Steps to Understand How AI Models Are Advancing Genomics Research
- Foundation Models for Biology: Open models like BioNeMo and EDEN provide researchers with pre-trained AI systems that understand protein structures, genetic sequences, and molecular properties, eliminating the need to build these capabilities from scratch.
- Synthetic Data Generation at Scale: Tools powered by open models enable researchers to create high-quality training datasets without relying solely on human-labeled data, accelerating research timelines that would have been impractical just years ago.
- Collaborative Research Infrastructure: Open datasets, recipes for data curation, and reproducible training methods give researchers a transparent foundation for developing and validating new models across institutions.
- Multi-Modal Drug Design: AI platforms can now predict protein behavior, identify hidden binding sites, design antibodies, and model how molecules interact with the body, addressing multiple stages of drug discovery simultaneously.
The shift toward open models is also driving innovation in specialized applications. Inceptive, backed by Obvious Ventures, is developing foundation models for sequence-based medicines like RNA interference therapies that silence disease-causing genes. The company recently announced a collaboration with Alnylam Pharmaceuticals worth up to $2 billion to advance small interfering RNA design by modeling target messenger RNAs while exploring novel chemical modifications.
Another Obvious-backed company, Inductive Bio, combines AI chemistry assistants with predictive models for absorption, distribution, metabolism, excretion, and toxicity (ADMET) and pharmacokinetics (PK), plus human-relevant digital organ technologies to surface risks earlier. The platform gained external validation in February 2026 when it placed first in the OpenADMET-ExpansionRx blind challenge, a benchmarking competition predicting properties of previously unseen compounds from real-world drug programs.
"A model that's accurate but doesn't change the pace or probability of success in the clinic is meaningless," said Rohan Ganesh, a partner at Obvious Ventures.
Rohan Ganesh, Partner at Obvious Ventures
This emphasis on clinical outcomes reflects a broader maturation in how investors evaluate AI biotech companies.
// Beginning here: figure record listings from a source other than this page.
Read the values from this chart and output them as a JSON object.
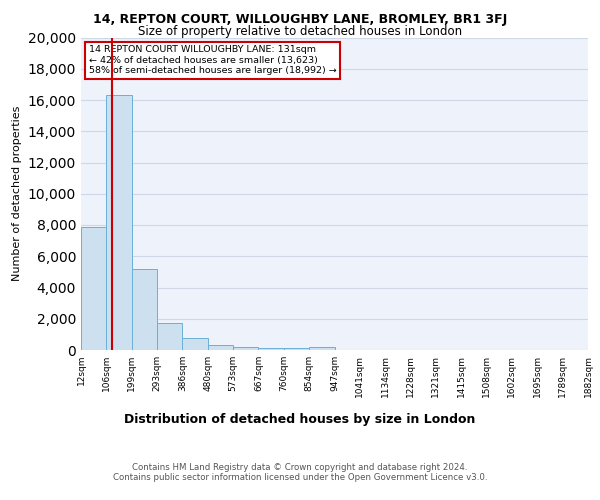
{
  "title1": "14, REPTON COURT, WILLOUGHBY LANE, BROMLEY, BR1 3FJ",
  "title2": "Size of property relative to detached houses in London",
  "xlabel": "Distribution of detached houses by size in London",
  "ylabel": "Number of detached properties",
  "footnote1": "Contains HM Land Registry data © Crown copyright and database right 2024.",
  "footnote2": "Contains public sector information licensed under the Open Government Licence v3.0.",
  "annotation_line1": "14 REPTON COURT WILLOUGHBY LANE: 131sqm",
  "annotation_line2": "← 42% of detached houses are smaller (13,623)",
  "annotation_line3": "58% of semi-detached houses are larger (18,992) →",
  "bar_color": "#cce0f0",
  "bar_edge_color": "#6ab0d8",
  "redline_color": "#cc0000",
  "annotation_box_color": "#cc0000",
  "grid_color": "#d0d8e8",
  "background_color": "#eef2fa",
  "bins": [
    "12sqm",
    "106sqm",
    "199sqm",
    "293sqm",
    "386sqm",
    "480sqm",
    "573sqm",
    "667sqm",
    "760sqm",
    "854sqm",
    "947sqm",
    "1041sqm",
    "1134sqm",
    "1228sqm",
    "1321sqm",
    "1415sqm",
    "1508sqm",
    "1602sqm",
    "1695sqm",
    "1789sqm",
    "1882sqm"
  ],
  "values": [
    7900,
    16300,
    5200,
    1750,
    750,
    350,
    175,
    100,
    100,
    175,
    0,
    0,
    0,
    0,
    0,
    0,
    0,
    0,
    0,
    0
  ],
  "ylim": [
    0,
    20000
  ],
  "yticks": [
    0,
    2000,
    4000,
    6000,
    8000,
    10000,
    12000,
    14000,
    16000,
    18000,
    20000
  ],
  "redline_x": 1.22
}
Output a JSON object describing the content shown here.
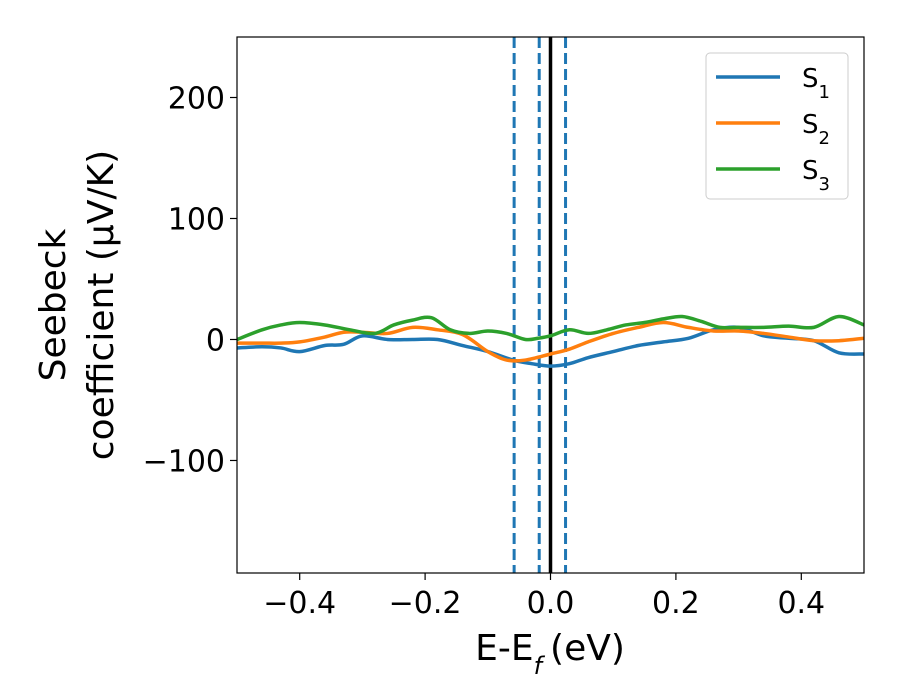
{
  "chart_data": {
    "type": "line",
    "xlabel": "E-E",
    "xlabel_sub": "f",
    "xlabel_unit": "(eV)",
    "ylabel_line1": "Seebeck",
    "ylabel_line2": "coefficient  (μV/K)",
    "xlim": [
      -0.5,
      0.5
    ],
    "ylim": [
      -193,
      250
    ],
    "x_ticks": [
      -0.4,
      -0.2,
      0.0,
      0.2,
      0.4
    ],
    "x_tick_labels": [
      "−0.4",
      "−0.2",
      "0.0",
      "0.2",
      "0.4"
    ],
    "y_ticks": [
      -100,
      0,
      100,
      200
    ],
    "y_tick_labels": [
      "−100",
      "0",
      "100",
      "200"
    ],
    "grid": false,
    "legend_position": "top-right",
    "vlines": [
      {
        "x": 0.0,
        "style": "solid",
        "color": "#000000"
      },
      {
        "x": -0.058,
        "style": "dashed",
        "color": "#1f77b4"
      },
      {
        "x": -0.018,
        "style": "dashed",
        "color": "#1f77b4"
      },
      {
        "x": 0.024,
        "style": "dashed",
        "color": "#1f77b4"
      }
    ],
    "series": [
      {
        "name": "S",
        "sub": "1",
        "color": "#1f77b4",
        "x": [
          -0.5,
          -0.46,
          -0.43,
          -0.4,
          -0.36,
          -0.33,
          -0.3,
          -0.26,
          -0.22,
          -0.18,
          -0.14,
          -0.1,
          -0.06,
          -0.03,
          0.0,
          0.03,
          0.06,
          0.1,
          0.14,
          0.18,
          0.22,
          0.26,
          0.3,
          0.34,
          0.38,
          0.42,
          0.46,
          0.5
        ],
        "y": [
          -7,
          -6,
          -7,
          -10,
          -5,
          -4,
          3,
          0,
          0,
          0,
          -5,
          -10,
          -17,
          -20,
          -22,
          -20,
          -15,
          -10,
          -5,
          -2,
          1,
          8,
          10,
          3,
          1,
          -1,
          -11,
          -12
        ]
      },
      {
        "name": "S",
        "sub": "2",
        "color": "#ff7f0e",
        "x": [
          -0.5,
          -0.46,
          -0.43,
          -0.4,
          -0.36,
          -0.33,
          -0.3,
          -0.26,
          -0.22,
          -0.18,
          -0.14,
          -0.1,
          -0.07,
          -0.04,
          0.0,
          0.03,
          0.06,
          0.1,
          0.14,
          0.18,
          0.22,
          0.26,
          0.3,
          0.34,
          0.38,
          0.42,
          0.46,
          0.5
        ],
        "y": [
          -3,
          -3,
          -3,
          -2,
          2,
          6,
          6,
          5,
          10,
          8,
          4,
          -10,
          -17,
          -17,
          -12,
          -8,
          -2,
          5,
          10,
          14,
          10,
          7,
          7,
          5,
          2,
          -1,
          -1,
          1
        ]
      },
      {
        "name": "S",
        "sub": "3",
        "color": "#2ca02c",
        "x": [
          -0.5,
          -0.46,
          -0.43,
          -0.4,
          -0.36,
          -0.32,
          -0.28,
          -0.25,
          -0.22,
          -0.19,
          -0.16,
          -0.13,
          -0.1,
          -0.07,
          -0.04,
          -0.02,
          0.0,
          0.03,
          0.06,
          0.09,
          0.12,
          0.15,
          0.18,
          0.21,
          0.24,
          0.27,
          0.3,
          0.34,
          0.38,
          0.42,
          0.46,
          0.5
        ],
        "y": [
          0,
          8,
          12,
          14,
          12,
          8,
          5,
          12,
          16,
          18,
          8,
          5,
          7,
          5,
          0,
          1,
          3,
          8,
          5,
          8,
          12,
          14,
          17,
          19,
          15,
          10,
          10,
          10,
          11,
          10,
          19,
          12
        ]
      }
    ]
  }
}
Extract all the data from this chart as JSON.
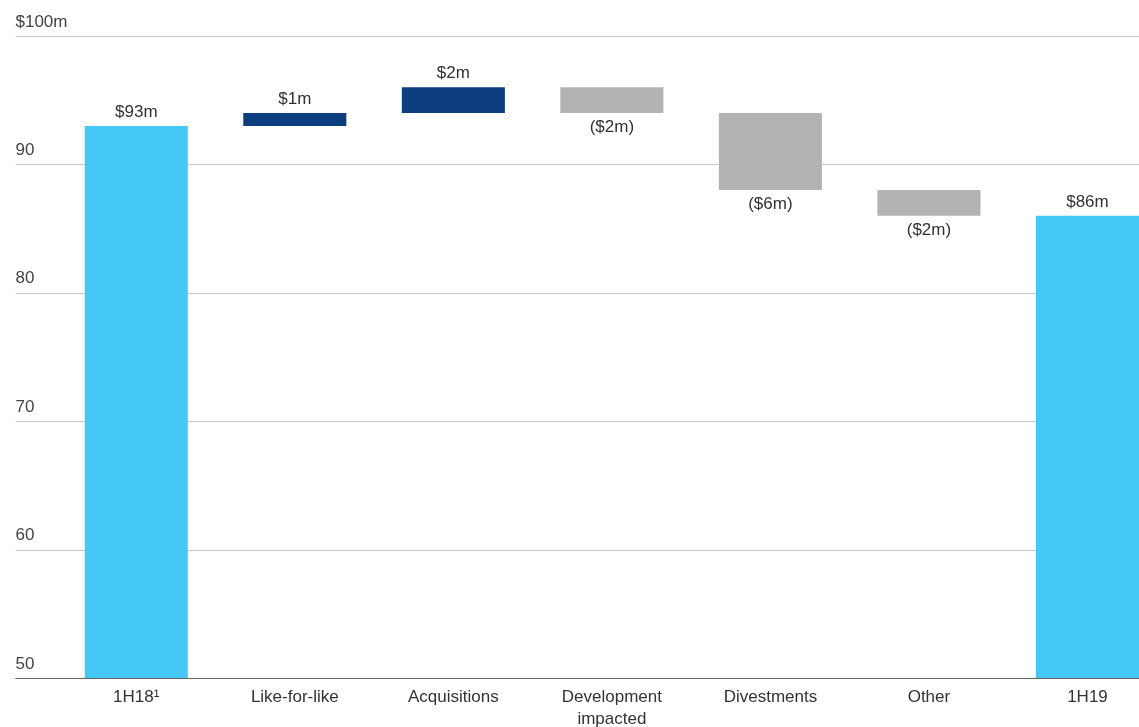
{
  "chart_data": {
    "type": "bar",
    "categories": [
      "1H18¹",
      "Like-for-like",
      "Acquisitions",
      "Development impacted",
      "Divestments",
      "Other",
      "1H19"
    ],
    "values": [
      93,
      1,
      2,
      -2,
      -6,
      -2,
      86
    ],
    "base": [
      null,
      93,
      94,
      96,
      94,
      88,
      null
    ],
    "colors": [
      "#44c8f5",
      "#0c3d7e",
      "#0c3d7e",
      "#b1b3b4",
      "#b1b3b4",
      "#b1b3b4",
      "#44c8f5"
    ],
    "value_labels": [
      "$93m",
      "$1m",
      "$2m",
      "($2m)",
      "($6m)",
      "($2m)",
      "$86m"
    ],
    "ylim": [
      50,
      100
    ],
    "yticks": [
      50,
      60,
      70,
      80,
      90,
      {
        "value": 100,
        "label": "$100m"
      }
    ],
    "grid": "y"
  }
}
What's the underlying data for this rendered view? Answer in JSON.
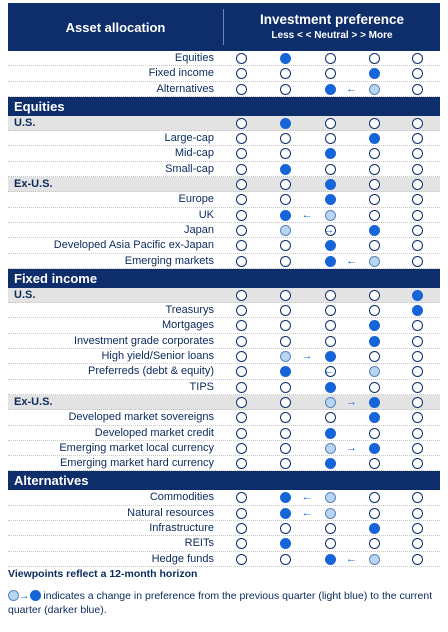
{
  "header": {
    "asset_label": "Asset allocation",
    "pref_title": "Investment preference",
    "scale_label": "Less < <  Neutral  > > More"
  },
  "colors": {
    "navy": "#0d2d6b",
    "dark_blue": "#1565d8",
    "light_blue": "#b8d6f2"
  },
  "rows": [
    {
      "label": "Equities",
      "type": "item",
      "cur": 1
    },
    {
      "label": "Fixed income",
      "type": "item",
      "cur": 3
    },
    {
      "label": "Alternatives",
      "type": "item",
      "cur": 2,
      "prev": 3
    },
    {
      "label": "Equities",
      "type": "section"
    },
    {
      "label": "U.S.",
      "type": "sub",
      "cur": 1
    },
    {
      "label": "Large-cap",
      "type": "item",
      "cur": 3
    },
    {
      "label": "Mid-cap",
      "type": "item",
      "cur": 2
    },
    {
      "label": "Small-cap",
      "type": "item",
      "cur": 1
    },
    {
      "label": "Ex-U.S.",
      "type": "sub",
      "cur": 2
    },
    {
      "label": "Europe",
      "type": "item",
      "cur": 2
    },
    {
      "label": "UK",
      "type": "item",
      "cur": 1,
      "prev": 2
    },
    {
      "label": "Japan",
      "type": "item",
      "cur": 3,
      "prev": 1
    },
    {
      "label": "Developed Asia Pacific ex-Japan",
      "type": "item",
      "cur": 2
    },
    {
      "label": "Emerging markets",
      "type": "item",
      "cur": 2,
      "prev": 3
    },
    {
      "label": "Fixed income",
      "type": "section"
    },
    {
      "label": "U.S.",
      "type": "sub",
      "cur": 4
    },
    {
      "label": "Treasurys",
      "type": "item",
      "cur": 4
    },
    {
      "label": "Mortgages",
      "type": "item",
      "cur": 3
    },
    {
      "label": "Investment grade corporates",
      "type": "item",
      "cur": 3
    },
    {
      "label": "High yield/Senior loans",
      "type": "item",
      "cur": 2,
      "prev": 1
    },
    {
      "label": "Preferreds (debt & equity)",
      "type": "item",
      "cur": 1,
      "prev": 3
    },
    {
      "label": "TIPS",
      "type": "item",
      "cur": 2
    },
    {
      "label": "Ex-U.S.",
      "type": "sub",
      "cur": 3,
      "prev": 2
    },
    {
      "label": "Developed market sovereigns",
      "type": "item",
      "cur": 3
    },
    {
      "label": "Developed market credit",
      "type": "item",
      "cur": 2
    },
    {
      "label": "Emerging market local currency",
      "type": "item",
      "cur": 3,
      "prev": 2
    },
    {
      "label": "Emerging market hard currency",
      "type": "item",
      "cur": 2
    },
    {
      "label": "Alternatives",
      "type": "section"
    },
    {
      "label": "Commodities",
      "type": "item",
      "cur": 1,
      "prev": 2
    },
    {
      "label": "Natural resources",
      "type": "item",
      "cur": 1,
      "prev": 2
    },
    {
      "label": "Infrastructure",
      "type": "item",
      "cur": 3
    },
    {
      "label": "REITs",
      "type": "item",
      "cur": 1
    },
    {
      "label": "Hedge funds",
      "type": "item",
      "cur": 2,
      "prev": 3
    }
  ],
  "footer": {
    "horizon": "Viewpoints reflect a 12-month horizon",
    "legend_text": " indicates a change in preference from the previous quarter (light blue) to the current quarter (darker blue)."
  }
}
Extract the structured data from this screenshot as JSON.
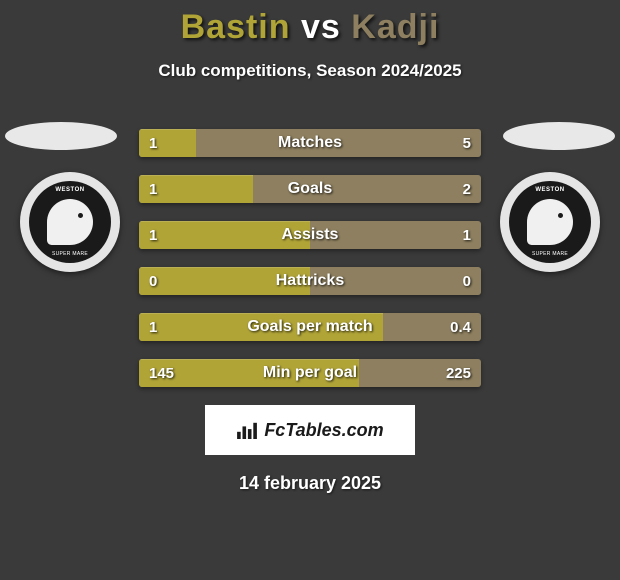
{
  "header": {
    "player1": "Bastin",
    "vs": "vs",
    "player2": "Kadji",
    "p1_color": "#b0a437",
    "vs_color": "#ffffff",
    "p2_color": "#8d7f5f",
    "subtitle": "Club competitions, Season 2024/2025"
  },
  "ellipse_color": "#e8e8e8",
  "badge": {
    "text_top": "WESTON",
    "text_bot": "SUPER MARE"
  },
  "bars": {
    "left_color": "#b0a437",
    "right_color": "#8d7f5f",
    "rows": [
      {
        "label": "Matches",
        "left": "1",
        "right": "5",
        "fill_pct": 16.7
      },
      {
        "label": "Goals",
        "left": "1",
        "right": "2",
        "fill_pct": 33.3
      },
      {
        "label": "Assists",
        "left": "1",
        "right": "1",
        "fill_pct": 50.0
      },
      {
        "label": "Hattricks",
        "left": "0",
        "right": "0",
        "fill_pct": 50.0
      },
      {
        "label": "Goals per match",
        "left": "1",
        "right": "0.4",
        "fill_pct": 71.4
      },
      {
        "label": "Min per goal",
        "left": "145",
        "right": "225",
        "fill_pct": 64.4
      }
    ]
  },
  "attribution": "FcTables.com",
  "date": "14 february 2025"
}
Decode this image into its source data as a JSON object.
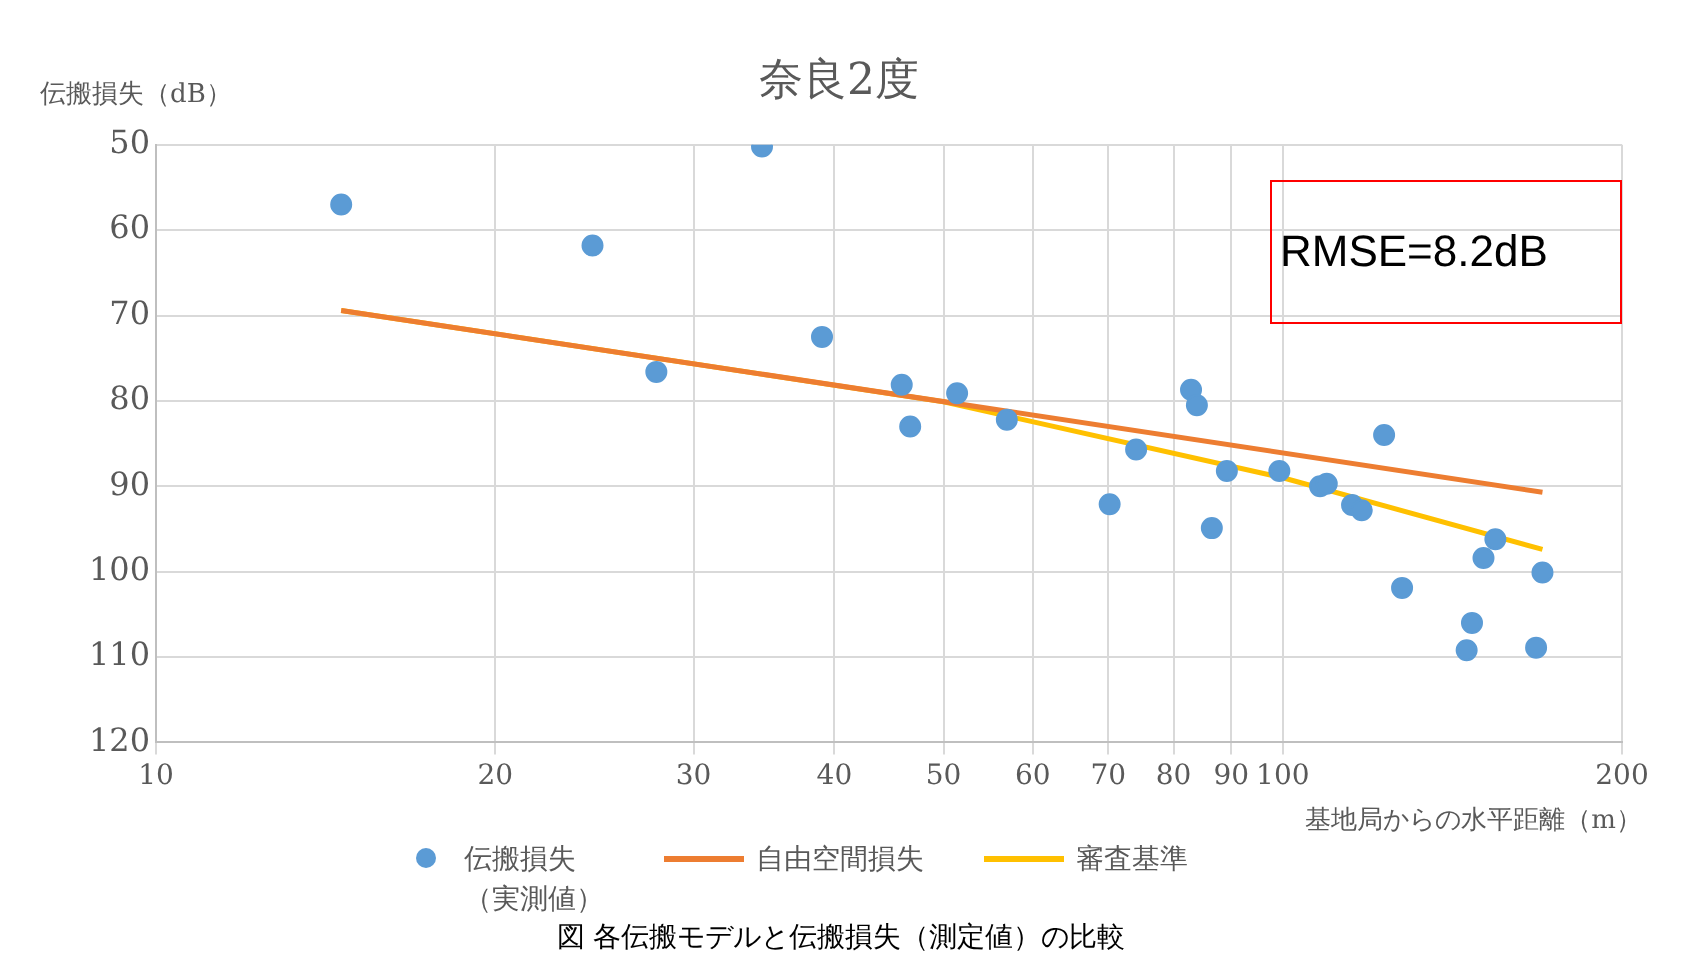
{
  "chart_data": {
    "type": "scatter",
    "title": "奈良2度",
    "xlabel": "基地局からの水平距離（m）",
    "ylabel": "伝搬損失（dB）",
    "log": "x",
    "xlim": [
      10,
      200
    ],
    "xticks": [
      10,
      20,
      30,
      40,
      50,
      60,
      70,
      80,
      90,
      100,
      200
    ],
    "ylim": [
      120,
      50
    ],
    "yticks": [
      50,
      60,
      70,
      80,
      90,
      100,
      110,
      120
    ],
    "grid": true,
    "legend": "bottom",
    "annotations": [
      "RMSE=8.2dB",
      "図 各伝搬モデルと伝搬損失（測定値）の比較"
    ],
    "series": [
      {
        "name": "伝搬損失（実測値）",
        "marker": "circle",
        "color": "#5b9bd5",
        "x": [
          14.6,
          24.4,
          27.8,
          34.5,
          39.0,
          45.9,
          46.7,
          51.4,
          56.9,
          70.2,
          74.1,
          82.9,
          83.9,
          86.5,
          89.2,
          99.3,
          107.9,
          109.4,
          115.2,
          117.5,
          123,
          127.6,
          145.6,
          147.2,
          150.7,
          154.4,
          167.8,
          170
        ],
        "values": [
          57.0,
          61.8,
          76.6,
          50.2,
          72.5,
          78.1,
          83.0,
          79.1,
          82.2,
          92.1,
          85.7,
          78.7,
          80.5,
          94.9,
          88.2,
          88.2,
          90.0,
          89.7,
          92.2,
          92.8,
          84.0,
          101.9,
          109.2,
          106.0,
          98.4,
          96.2,
          108.9,
          100.1
        ]
      },
      {
        "name": "自由空間損失",
        "type": "line",
        "color": "#ed7d31",
        "x": [
          14.6,
          170
        ],
        "values": [
          69.4,
          90.7
        ]
      },
      {
        "name": "審査基準",
        "type": "line",
        "color": "#ffc000",
        "x": [
          14.6,
          50,
          100,
          170
        ],
        "values": [
          69.4,
          80.1,
          89.0,
          97.4
        ]
      }
    ]
  }
}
Rather than betting on computational promise alone, leading venture firms are backing companies that can demonstrate tangible improvements in drug discovery timelines and success rates.
The infrastructure moment for AI-driven drug discovery continues to accelerate, with billion-dollar investments flowing into end-to-end platforms driven by models and compute rather than single drug assets. Underpinning this trend is the proliferation of AI reasoning workflows that accelerate biomedical research and large integrated datasets spanning genomics, transcriptomics, proteomics, and metabolomics, enabling more powerful models of biological complexity for a new era of programmable therapeutics guided by prediction and rational design.
As the AI biology ecosystem grows increasingly crowded, differentiation comes from pursuing problems that others cannot tackle and owning business outcomes that matter in the clinic. The companies winning investment are those that combine cutting-edge AI with deep domain expertise in biology, regulatory pathways, and clinical validation.